Lieutenant (Governor Trilogy 2) by Lesli Richardson

Lieutenant (Governor Trilogy 2) by Lesli Richardson

Author:Lesli Richardson [Richardson, Lesli]
Language: eng
Format: epub
Publisher: Lesli Richardson
Published: 2018-08-30T16:00:00+00:00


Chapter Fifteen

Two mornings ago, I awoke in Singapore. Yesterday and today, it’s Kuala Lumpur. We got to see some of the region the past two days, and today is a travel day. While it’s been the trip of a lifetime, it’s also been a working trip, for me.

At least this morning we can sleep late, if we want to. Good thing, too, because I’m exhausted. This trip is no longer fun. Yet because of everyone who’s traveling with us, including a few members of the press, I have to be “on” any time I’m not locked behind a hotel room door. Cell phones are everywhere, and even though we’re not in Florida, I am not “safe.”

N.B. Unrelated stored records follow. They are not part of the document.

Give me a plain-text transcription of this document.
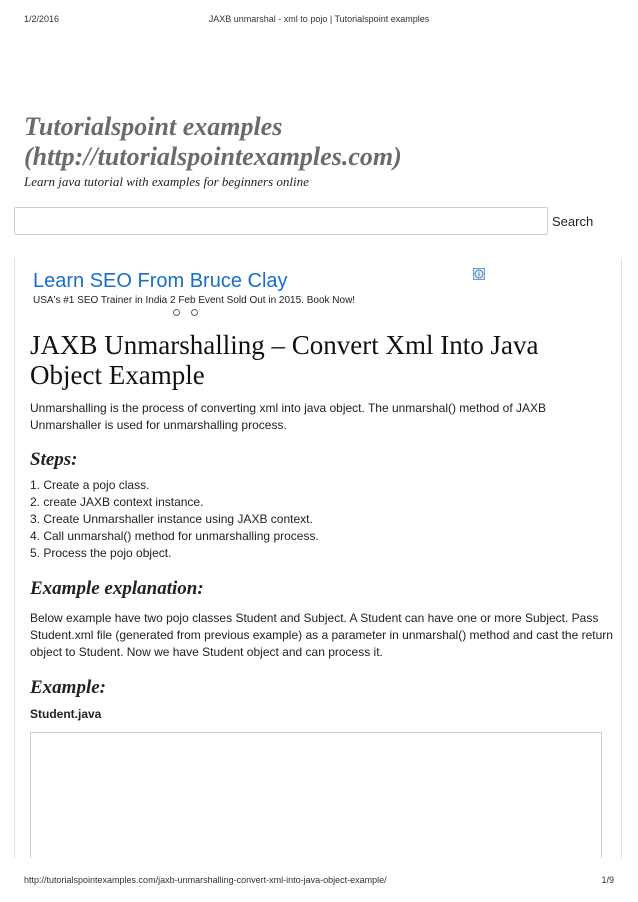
1/2/2016	JAXB unmarshal - xml to pojo | Tutorialspoint examples
Tutorialspoint examples (http://tutorialspointexamples.com)
Learn java tutorial with examples for beginners online
Search
Learn SEO From Bruce Clay
USA's #1 SEO Trainer in India 2 Feb Event Sold Out in 2015. Book Now!
JAXB Unmarshalling – Convert Xml Into Java Object Example

Unmarshalling is the process of converting xml into java object. The unmarshal() method of JAXB Unmarshaller is used for unmarshalling process.

Steps:
1. Create a pojo class.
2. create JAXB context instance.
3. Create Unmarshaller instance using JAXB context.
4. Call unmarshal() method for unmarshalling process.
5. Process the pojo object.
Example explanation:

Below example have two pojo classes Student and Subject. A Student can have one or more Subject. Pass Student.xml file (generated from previous example) as a parameter in unmarshal() method and cast the return object to Student. Now we have Student object and can process it.

Example:
Student.java
http://tutorialspointexamples.com/jaxb-unmarshalling-convert-xml-into-java-object-example/	1/9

I haven’t felt good since leaving Florida, honestly. Let’s add motion sickness to the list. I barely made it to the lavatory on the last flight before throwing up my breakfast. I shouldn’t have been reading on a bumpy flight, but I was bored out of my mind, and I wasn’t sleepy.

I also know if I tell Carter or Owen any of that they will order me to a doctor, maybe even while I’m here. I know it’s probably due to my schedule being off, combined with eating or drinking something that didn’t agree with me. I have a sensitive stomach, and traveling wreaks havoc with me sometimes.

Whatever it is, it’ll have to wait until I’m home. I refuse to have any drama attached to my name regarding this trip. It was bad enough what I put my men through just a couple of weeks ago. I’m damn lucky Carter was able to juggle Owen’s schedule the next morning so no one but his security detail knew Owen hadn’t spent the night at the mansion.

It was a weakness I won’t soon repeat. I’m better than that.

I also know, after all this time away from my men, that I owe them apologies, conversations.

I miss them, and maybe I’m not handling this as well as I thought I was.

Maybe I should let Carter make that appointment for me.

Or, maybe these are my karmic dues I must pay. I can’t have a life so blessed in so many ways without giving up something, right?

Even if it is something I desperately want.

Somehow, I know I need to come to peace with never having this one thing.

So far this morning, my stomach seems to be okay. I’ve already taken a dose of motion sickness meds to help prevent a repeat of the tummy trouble, since weather reports mentioned storms over the waters between here and Manila. It’s likely to be a bumpy flight.

I’m also wishing I’d pushed Carter to let Dray come with me. It’d be nice to have someone familiar who I could just be myself with behind a closed door. Not to mention, he’s kind of earned a vacation away from my bitchy work mode.

Connie and her husband, Michael, are nice people, but they’re also in their early sixties and not exactly people I can cut loose with the way I could with my men, if they were here, or even with Dray and Gregory.